3. Da das „Bündner Tagblatt“ dementsprechend grundsätzlich von Anfang an korrekt berichtete und S. am 17. Juli 1998 in einem Interview ausführlich zu Wort kommen liess, gab es eigentlich nichts zu berichtigen (Ziff. 5 der „Erklärung der Pflichten und Rechte der Journalistinnen und Journalisten“). Zur Frage der (formal)rechtlichen Anforderungen an eine Gegendarstellung hat sich der Presserat nicht zu äussern. Wenn schon, hätte der Beschwerdeführer diese Frage durch den Richter klären lassen müssen.

4. Aus dem Kommentar von Chefredaktor B. vom 7. August 1998 leitete der Beschwerdeführer ab, ihm werde unterstellt, er hätte sich stets als über das Gesetz erhaben gewähnt. B. verwendet das Argument aber lediglich im Zusammenhang mit der fehlenden Sammelbewilligung, denn der folgende Satz lautet: „Wer in Graubünden Geld sammelt, braucht dafür eine Bewilligung“. Auch hier ist nicht einzusehen, weshalb der ruhig argumentierende Kommentator diese Überlegungen nicht vortragen darf. Eine Verletzung von Ziffer 7 der „Erklärung“ (Unterlassung sachlich nicht gerechtfertigter Anschuldigungen) liegt für den Presserat jedenfalls nicht vor.

5. Journalistische Beiträge werden immer bearbeitet. Es kann vorkommen, dass sie im letzten Moment noch gekürzt werden müssen, damit auch andere Informationen Platz haben. Dabei kann unter der Kürzung mitunter die Klarheit leiden. Wenn aber ein Journalist über eine solche Bearbeitung nicht gerade glücklich ist, heisst das noch lange nicht, dass er unangemessene Weisungen des Chefredaktors befolgen muss. Auch eine Verletzung von Ziff. 10 der „Erklärung“ (Unterlassung der Entgegennahme von Weisungen der Vorgesetzten, die im Widerspruch zum berufsethischen Kodex stehen) ist daher zu verneinen.

6. Umgekehrt ist verständlich, dass ein engagierter Kunstfreund, der sich seit Jahren mit viel zeitlichem und finanziellem Aufwand und uneigennützig für die Rettung alpiner Sakralbauten einsetzt, auf Medienberichte, die nur die leiseste Kritik enthalten, sensibel reagiert.

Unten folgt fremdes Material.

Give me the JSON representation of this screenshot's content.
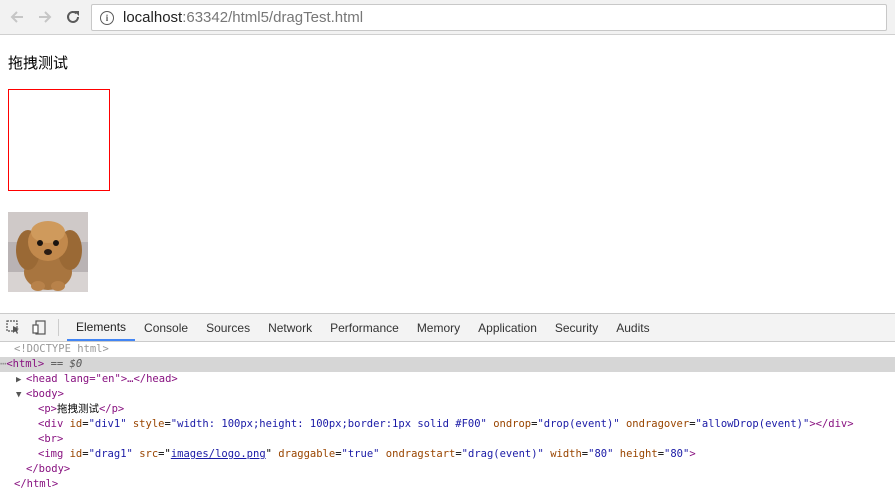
{
  "browser": {
    "url_host": "localhost",
    "url_rest": ":63342/html5/dragTest.html"
  },
  "page": {
    "heading": "拖拽测试"
  },
  "devtools": {
    "tabs": [
      "Elements",
      "Console",
      "Sources",
      "Network",
      "Performance",
      "Memory",
      "Application",
      "Security",
      "Audits"
    ],
    "active_tab": "Elements",
    "dom": {
      "doctype": "<!DOCTYPE html>",
      "html_open": "<html>",
      "selected_marker": " == $0",
      "head_line": "<head lang=\"en\">…</head>",
      "body_open": "<body>",
      "p_open": "<p>",
      "p_text": "拖拽测试",
      "p_close": "</p>",
      "div_tag": "<div ",
      "div_id_name": "id",
      "div_id_val": "\"div1\"",
      "div_style_name": "style",
      "div_style_val": "\"width: 100px;height: 100px;border:1px solid #F00\"",
      "div_drop_name": "ondrop",
      "div_drop_val": "\"drop(event)\"",
      "div_over_name": "ondragover",
      "div_over_val": "\"allowDrop(event)\"",
      "div_close": "></div>",
      "br": "<br>",
      "img_tag": "<img ",
      "img_id_name": "id",
      "img_id_val": "\"drag1\"",
      "img_src_name": "src",
      "img_src_val": "images/logo.png",
      "img_drag_name": "draggable",
      "img_drag_val": "\"true\"",
      "img_start_name": "ondragstart",
      "img_start_val": "\"drag(event)\"",
      "img_w_name": "width",
      "img_w_val": "\"80\"",
      "img_h_name": "height",
      "img_h_val": "\"80\"",
      "body_close": "</body>",
      "html_close": "</html>"
    }
  }
}
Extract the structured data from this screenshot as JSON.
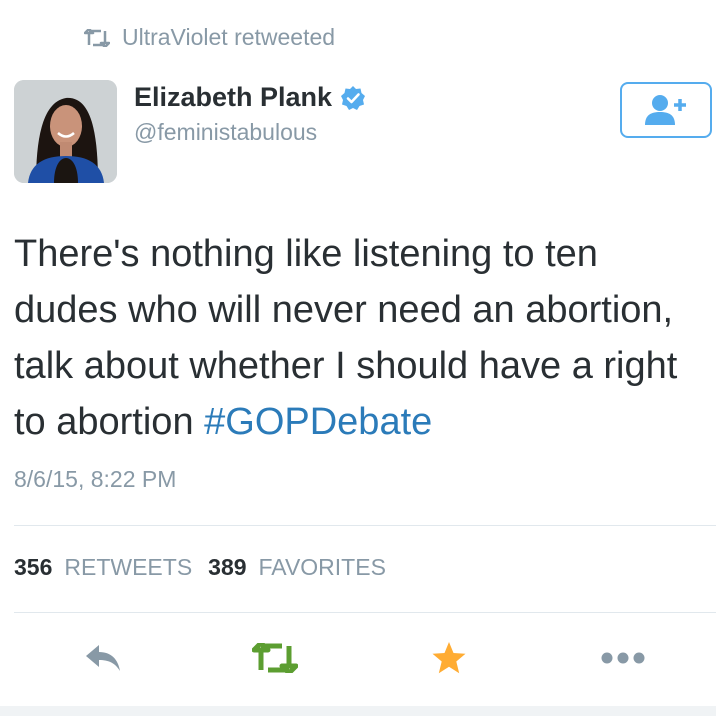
{
  "context": {
    "retweeted_by": "UltraViolet retweeted"
  },
  "author": {
    "name": "Elizabeth Plank",
    "handle": "@feministabulous",
    "verified": true
  },
  "tweet": {
    "text": "There's nothing like listening to ten dudes who will never need an abortion, talk about whether I should have a right to abortion ",
    "hashtag": "#GOPDebate",
    "timestamp": "8/6/15, 8:22 PM"
  },
  "stats": {
    "retweets_count": "356",
    "retweets_label": "RETWEETS",
    "favorites_count": "389",
    "favorites_label": "FAVORITES"
  },
  "icons": {
    "retweet": "retweet-icon",
    "verified": "verified-badge-icon",
    "follow": "follow-user-icon",
    "reply": "reply-icon",
    "favorite": "star-icon",
    "more": "more-icon"
  },
  "colors": {
    "accent": "#55acee",
    "link": "#2b7bb9",
    "muted": "#8899a6",
    "retweet_green": "#5c9e31",
    "favorite_gold": "#ffac33"
  }
}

Diese Sensibilität hat das „Bündner Tagblatt“ etwas zu wenig beachtet. Daraus ist nicht etwa abzuleiten, dass es auf seine Kritik am Weba-Kunstverlag hätte verzichten müssen. Vielmehr folgt daraus, dass der Empörung von S. und seiner von ihm informierten, Leserbriefe schickenden Freunde und Verwandten etwas mehr Raum, eine grosszügigere Plattform hätte gegeben werden sollen. Auch wenn die Redaktionen unter berufsethischen Gesichtspunkten vorbehältlich der Einhaltung der durch sie aufgestellten Regeln für die Leserbriefseite grundsätzlich frei sind, Leserbriefe abzudrucken oder zurückzuweisen (vgl. zuletzt die Stellungnahme i.S. A. / Z. c. „Zofinger Tagblatt“ vom 30. April 1998, Sammlung der Stellungnahmen 1998, S. 65ff.) wäre es angezeigt gewesen, z.B. die „Gegendarstellung“ des Beschwerdeführers von sich aus als Leserbrief zu veröffentlichen, oder Auszüge aus weiteren Leserbriefen, selbst wenn sie die Redaktion scharf angreifen, abzudrucken. Manchmal muss eine Redaktion über ihren Schatten springen können.

III. Feststellungen

1. Das „Bündner Tagblatt“ hat über die Spendensammlung für die Restauration einer Kapelle im Calancatal korrekt berichtet. Es hat die Ziffern 1 (Wahrheitspflicht), 3 (Vollständigkeit der Information), 5 (Berichtigungspflicht), 7 (ungerechtfertigte Anschuldigungen) und 10 (Weisungen von Vorgesetzten nur, wenn sie nicht im Gegensatz zum Kodex stehen) der „Erklärung der Pflichten und Rechte der Journalistinnen und Journalisten“ nicht verletzt. Die Beschwerde wird somit abgewiesen.

2. Auch die Kritik an einer guten Sache muss möglich sein, wenn sie sachlich gerechtfertigt ist und die Oeffentlichkeit in die Lage versetzt, die kritisierten Fakten gewichten und einordnen zu können.

3. Medien sind aufgefordert, Reaktionen aus dem Publikum, die sich über eine Berichterstattung empören, grosszügig Raum zu geben, dies selbst dann, wenn sie die Redaktion scharf angreifen.